Setembro de 1976. Pai do adolescente Clemilton “Peara”, que muitos anos depois seria diretor de bateria do GRES Mocidade Independente de Aparecida e da Batucada do bumbá Garantido, o empresário Franciner Pinto vivia incomodado com a roda de pagode que os meninos do Morro da Liberdade faziam no meio da rua.
Dono de uma conhecida padaria na Rua Dr. Martins Santana, “seu” Franciner cismou que a barulheira dos pagodeiros estava afastando a clientela do seu ponto comercial e começou a criar caso com a rapaziada.
Certo dia, mais puto do que de costume, ele ligou para a Polícia Militar e denunciou que a baderna dos meninos já estava passando dos limites. Nesse dia, por incrível que pareça, começou a cair uma chuva torrencial e os pagodeiros, para não deixar o samba morrer, compraram uma caixa de Caninha 51.
A “mardita” era servida em um único copo, daqueles reaproveitados de embalagem de azeitonas, passado de mão em mão. O lance era jogar a branquinha no bucho e tirar gosto com careta, porque a outra alternativa seria morrer de frio. O pagode estava ficando mais quente do que nunca.
De repente, chega um “fusquinha” da Rádio Patrulha. O soldado-motorista baixou um pouco o vidro, para não se molhar, e começou a chamar um dos pagodeiros. Eles não deram nem confiança. Um segundo soldado começou a fazer coro com o primeiro. Os pagodeiros, nem aí.
Maior autoridade dentro do carro, o cabo arrumou a arma no coldre, saiu do veículo, enfrentou o vendaval e foi lá na roda de pagode, conversar com os baderneiros. Ele nem chegou a abrir a boca:
– Êi, pessoal, esse aqui é o cabo Macaxeira, o rei da caixinha de guerra.
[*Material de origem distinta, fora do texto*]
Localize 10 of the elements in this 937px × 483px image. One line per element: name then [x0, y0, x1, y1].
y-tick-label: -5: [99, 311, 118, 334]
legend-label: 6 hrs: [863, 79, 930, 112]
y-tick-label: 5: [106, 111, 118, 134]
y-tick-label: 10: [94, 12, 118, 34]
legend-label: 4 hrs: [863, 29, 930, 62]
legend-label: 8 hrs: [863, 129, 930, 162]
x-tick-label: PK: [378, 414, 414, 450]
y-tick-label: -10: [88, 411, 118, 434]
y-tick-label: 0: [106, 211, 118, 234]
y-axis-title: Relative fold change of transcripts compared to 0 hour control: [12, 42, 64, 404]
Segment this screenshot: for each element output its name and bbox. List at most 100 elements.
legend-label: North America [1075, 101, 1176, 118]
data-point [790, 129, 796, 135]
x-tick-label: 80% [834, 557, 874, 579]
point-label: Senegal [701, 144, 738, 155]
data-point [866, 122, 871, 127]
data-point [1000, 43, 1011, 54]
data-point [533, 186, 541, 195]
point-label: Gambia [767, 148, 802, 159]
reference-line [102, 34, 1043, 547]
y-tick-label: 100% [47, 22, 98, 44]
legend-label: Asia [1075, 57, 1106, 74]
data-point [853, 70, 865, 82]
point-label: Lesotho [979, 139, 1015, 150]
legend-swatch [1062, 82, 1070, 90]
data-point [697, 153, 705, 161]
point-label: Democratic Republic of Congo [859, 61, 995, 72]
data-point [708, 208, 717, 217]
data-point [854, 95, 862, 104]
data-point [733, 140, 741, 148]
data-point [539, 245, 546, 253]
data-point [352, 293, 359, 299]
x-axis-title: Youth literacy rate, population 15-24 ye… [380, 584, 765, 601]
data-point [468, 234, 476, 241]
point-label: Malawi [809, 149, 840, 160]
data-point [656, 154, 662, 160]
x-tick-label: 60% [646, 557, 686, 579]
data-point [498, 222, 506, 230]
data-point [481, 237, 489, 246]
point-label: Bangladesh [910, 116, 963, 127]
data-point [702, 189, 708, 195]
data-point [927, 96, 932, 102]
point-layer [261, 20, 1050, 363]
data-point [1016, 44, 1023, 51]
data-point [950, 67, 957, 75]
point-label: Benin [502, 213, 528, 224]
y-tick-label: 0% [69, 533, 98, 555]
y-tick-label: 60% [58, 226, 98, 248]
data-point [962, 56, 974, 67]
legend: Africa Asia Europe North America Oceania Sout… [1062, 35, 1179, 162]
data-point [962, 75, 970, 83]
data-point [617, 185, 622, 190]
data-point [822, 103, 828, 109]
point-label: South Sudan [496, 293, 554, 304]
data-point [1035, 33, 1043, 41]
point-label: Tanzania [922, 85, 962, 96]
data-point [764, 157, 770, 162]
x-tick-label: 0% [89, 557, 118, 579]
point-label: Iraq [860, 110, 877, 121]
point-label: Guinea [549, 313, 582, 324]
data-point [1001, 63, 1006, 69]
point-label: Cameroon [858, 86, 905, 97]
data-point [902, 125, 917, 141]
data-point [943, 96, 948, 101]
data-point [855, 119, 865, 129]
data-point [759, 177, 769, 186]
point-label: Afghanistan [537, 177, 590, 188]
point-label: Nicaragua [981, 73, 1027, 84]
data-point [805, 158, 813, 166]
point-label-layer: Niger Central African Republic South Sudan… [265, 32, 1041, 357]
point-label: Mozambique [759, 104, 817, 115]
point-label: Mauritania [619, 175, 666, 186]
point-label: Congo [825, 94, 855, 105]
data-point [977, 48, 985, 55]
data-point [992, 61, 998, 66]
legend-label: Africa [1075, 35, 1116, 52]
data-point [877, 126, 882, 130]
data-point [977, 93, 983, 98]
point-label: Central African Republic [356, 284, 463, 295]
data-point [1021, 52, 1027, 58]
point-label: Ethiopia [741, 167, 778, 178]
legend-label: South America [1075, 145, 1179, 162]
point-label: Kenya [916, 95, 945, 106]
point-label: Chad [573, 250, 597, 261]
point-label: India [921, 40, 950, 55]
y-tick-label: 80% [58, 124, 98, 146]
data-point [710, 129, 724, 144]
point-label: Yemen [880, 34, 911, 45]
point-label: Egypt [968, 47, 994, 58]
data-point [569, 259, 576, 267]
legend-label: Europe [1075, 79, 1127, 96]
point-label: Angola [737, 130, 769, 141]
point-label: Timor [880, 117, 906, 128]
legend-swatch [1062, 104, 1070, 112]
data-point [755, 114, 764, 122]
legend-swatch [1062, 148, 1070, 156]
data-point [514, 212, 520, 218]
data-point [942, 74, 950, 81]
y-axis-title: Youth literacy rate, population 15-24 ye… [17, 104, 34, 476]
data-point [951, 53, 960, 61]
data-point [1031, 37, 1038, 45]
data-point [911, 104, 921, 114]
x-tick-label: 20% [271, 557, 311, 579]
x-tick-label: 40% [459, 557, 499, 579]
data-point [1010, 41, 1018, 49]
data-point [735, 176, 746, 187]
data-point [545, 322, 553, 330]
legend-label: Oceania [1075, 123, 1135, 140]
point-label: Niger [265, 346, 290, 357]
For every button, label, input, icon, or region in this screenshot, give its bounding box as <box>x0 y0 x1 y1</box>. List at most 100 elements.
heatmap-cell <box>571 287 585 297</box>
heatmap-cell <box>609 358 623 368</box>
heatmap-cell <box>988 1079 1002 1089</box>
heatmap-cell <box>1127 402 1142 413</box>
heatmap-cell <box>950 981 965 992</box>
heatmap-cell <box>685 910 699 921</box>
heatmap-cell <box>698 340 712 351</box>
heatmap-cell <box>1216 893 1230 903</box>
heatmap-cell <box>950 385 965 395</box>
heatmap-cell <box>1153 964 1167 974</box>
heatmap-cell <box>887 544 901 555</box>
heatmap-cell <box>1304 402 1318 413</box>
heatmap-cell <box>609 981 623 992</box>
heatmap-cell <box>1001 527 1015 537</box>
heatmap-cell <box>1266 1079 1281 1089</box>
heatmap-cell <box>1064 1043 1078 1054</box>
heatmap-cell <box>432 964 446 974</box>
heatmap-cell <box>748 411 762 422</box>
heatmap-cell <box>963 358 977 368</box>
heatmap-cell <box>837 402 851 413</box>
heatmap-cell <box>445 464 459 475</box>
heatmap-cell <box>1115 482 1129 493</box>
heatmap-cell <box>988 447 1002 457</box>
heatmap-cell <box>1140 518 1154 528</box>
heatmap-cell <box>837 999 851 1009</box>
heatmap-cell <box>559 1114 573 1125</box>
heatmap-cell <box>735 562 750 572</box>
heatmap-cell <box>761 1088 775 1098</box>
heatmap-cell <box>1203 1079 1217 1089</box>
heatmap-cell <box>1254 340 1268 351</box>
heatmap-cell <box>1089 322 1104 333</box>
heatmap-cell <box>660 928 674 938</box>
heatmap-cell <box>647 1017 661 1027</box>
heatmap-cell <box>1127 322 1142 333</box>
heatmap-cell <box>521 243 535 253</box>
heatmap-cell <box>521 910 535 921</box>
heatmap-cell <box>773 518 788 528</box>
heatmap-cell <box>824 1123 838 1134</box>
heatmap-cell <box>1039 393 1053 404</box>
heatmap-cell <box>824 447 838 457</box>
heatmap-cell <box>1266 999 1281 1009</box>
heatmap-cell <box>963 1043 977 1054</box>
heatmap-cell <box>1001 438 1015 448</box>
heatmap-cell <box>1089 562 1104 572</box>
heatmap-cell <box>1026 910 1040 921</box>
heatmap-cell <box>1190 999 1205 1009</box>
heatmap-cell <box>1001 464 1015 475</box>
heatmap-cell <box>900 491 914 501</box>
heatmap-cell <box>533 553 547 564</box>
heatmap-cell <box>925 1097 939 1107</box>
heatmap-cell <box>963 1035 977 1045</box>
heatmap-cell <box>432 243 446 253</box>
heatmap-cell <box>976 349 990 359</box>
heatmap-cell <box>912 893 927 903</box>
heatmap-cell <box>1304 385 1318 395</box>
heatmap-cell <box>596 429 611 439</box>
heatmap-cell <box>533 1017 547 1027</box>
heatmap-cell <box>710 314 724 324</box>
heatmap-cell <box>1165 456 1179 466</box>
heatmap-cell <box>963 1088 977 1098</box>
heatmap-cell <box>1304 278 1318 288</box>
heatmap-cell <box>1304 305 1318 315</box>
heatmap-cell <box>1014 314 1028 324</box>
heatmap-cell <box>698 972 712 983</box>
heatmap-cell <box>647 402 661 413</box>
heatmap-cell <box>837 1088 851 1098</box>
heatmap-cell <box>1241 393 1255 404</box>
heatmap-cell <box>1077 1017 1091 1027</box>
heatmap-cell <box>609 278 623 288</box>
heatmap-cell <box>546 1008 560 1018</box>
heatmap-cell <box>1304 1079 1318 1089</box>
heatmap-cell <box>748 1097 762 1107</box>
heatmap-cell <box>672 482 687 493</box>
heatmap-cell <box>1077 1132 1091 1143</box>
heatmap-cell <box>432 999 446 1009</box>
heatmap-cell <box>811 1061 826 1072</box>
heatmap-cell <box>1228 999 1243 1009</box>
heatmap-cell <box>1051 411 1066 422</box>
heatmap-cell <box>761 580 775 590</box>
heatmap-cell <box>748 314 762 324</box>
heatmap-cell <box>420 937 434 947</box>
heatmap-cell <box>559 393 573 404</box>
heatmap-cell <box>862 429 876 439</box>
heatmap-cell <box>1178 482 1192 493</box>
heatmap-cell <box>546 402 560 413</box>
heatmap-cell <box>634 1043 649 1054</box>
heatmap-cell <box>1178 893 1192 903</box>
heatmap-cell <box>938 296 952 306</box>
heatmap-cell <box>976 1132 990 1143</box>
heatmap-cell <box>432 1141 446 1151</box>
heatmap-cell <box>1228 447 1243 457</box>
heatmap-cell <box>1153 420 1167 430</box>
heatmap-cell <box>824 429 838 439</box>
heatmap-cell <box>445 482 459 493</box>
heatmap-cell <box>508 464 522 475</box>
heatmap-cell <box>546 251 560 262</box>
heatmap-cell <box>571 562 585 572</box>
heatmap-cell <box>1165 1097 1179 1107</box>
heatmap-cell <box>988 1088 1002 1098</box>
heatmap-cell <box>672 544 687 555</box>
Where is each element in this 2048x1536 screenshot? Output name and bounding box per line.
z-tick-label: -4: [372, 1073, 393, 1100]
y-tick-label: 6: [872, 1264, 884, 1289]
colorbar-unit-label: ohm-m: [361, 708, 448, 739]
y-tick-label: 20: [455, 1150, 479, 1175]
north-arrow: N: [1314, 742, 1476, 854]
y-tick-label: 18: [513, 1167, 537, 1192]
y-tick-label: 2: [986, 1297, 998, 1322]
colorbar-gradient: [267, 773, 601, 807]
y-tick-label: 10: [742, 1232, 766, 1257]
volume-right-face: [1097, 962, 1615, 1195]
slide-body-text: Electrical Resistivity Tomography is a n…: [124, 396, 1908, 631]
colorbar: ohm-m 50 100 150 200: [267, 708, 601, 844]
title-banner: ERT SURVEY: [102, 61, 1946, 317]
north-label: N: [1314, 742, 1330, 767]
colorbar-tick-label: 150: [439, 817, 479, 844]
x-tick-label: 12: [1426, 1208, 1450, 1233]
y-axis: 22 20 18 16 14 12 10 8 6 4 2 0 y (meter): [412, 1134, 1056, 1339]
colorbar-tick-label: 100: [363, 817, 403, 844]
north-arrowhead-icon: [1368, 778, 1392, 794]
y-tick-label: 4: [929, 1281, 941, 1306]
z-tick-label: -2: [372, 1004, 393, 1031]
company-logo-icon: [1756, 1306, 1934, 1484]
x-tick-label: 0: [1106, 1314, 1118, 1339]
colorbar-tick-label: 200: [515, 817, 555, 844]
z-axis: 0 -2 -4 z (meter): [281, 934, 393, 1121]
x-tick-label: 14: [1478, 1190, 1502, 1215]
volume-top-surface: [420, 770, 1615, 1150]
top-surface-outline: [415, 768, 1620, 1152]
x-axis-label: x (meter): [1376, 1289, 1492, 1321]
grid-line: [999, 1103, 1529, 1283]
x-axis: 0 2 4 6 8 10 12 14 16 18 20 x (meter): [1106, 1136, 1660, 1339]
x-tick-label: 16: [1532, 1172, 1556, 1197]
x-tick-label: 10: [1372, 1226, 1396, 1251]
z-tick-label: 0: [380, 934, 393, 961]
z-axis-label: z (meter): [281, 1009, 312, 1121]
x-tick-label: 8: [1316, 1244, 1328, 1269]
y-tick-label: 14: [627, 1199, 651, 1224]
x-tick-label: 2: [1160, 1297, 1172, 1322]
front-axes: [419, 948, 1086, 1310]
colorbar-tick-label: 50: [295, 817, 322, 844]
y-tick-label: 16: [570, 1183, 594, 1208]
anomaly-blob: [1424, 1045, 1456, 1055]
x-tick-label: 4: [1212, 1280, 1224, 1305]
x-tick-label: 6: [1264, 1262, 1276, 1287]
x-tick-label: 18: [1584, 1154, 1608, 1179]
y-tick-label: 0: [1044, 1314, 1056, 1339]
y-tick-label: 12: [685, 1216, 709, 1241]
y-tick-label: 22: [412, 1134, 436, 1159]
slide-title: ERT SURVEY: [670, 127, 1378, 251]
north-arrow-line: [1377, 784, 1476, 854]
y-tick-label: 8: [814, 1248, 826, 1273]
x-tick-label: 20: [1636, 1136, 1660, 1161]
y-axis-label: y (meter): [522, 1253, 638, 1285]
Traz logo uma aqui pra ele mostrar seu talento! Aproveita e capricha também numa dose de pinga, que ele é um dos nossos! – avisou Jairo Beira-mar.
Apanhado no contrapé, o cabo sorveu a pinga de uma só lapada, pegou a caixinha de guerra e começou a estraçalhar. Cinco doses de pinga depois, já meio grogue, Macaxeira foi lá no carro da Rádio Patrulha e deu a ordem:
– Avisa pro Comando-Geral que já resolvemos a situação! Depois, desliguem o rádio e vamos cair na farra que todo mundo aqui é sangue-bom!
Os dois outros soldados nem titubearam. Em dois minutos, completamente encharcados de chuva e cachaça, os três militares estavam participando da mais animada roda de pagode de que se tem notícia naquele sábado chuvoso.
“Seo” Franciner nunca mais confiou na Polícia.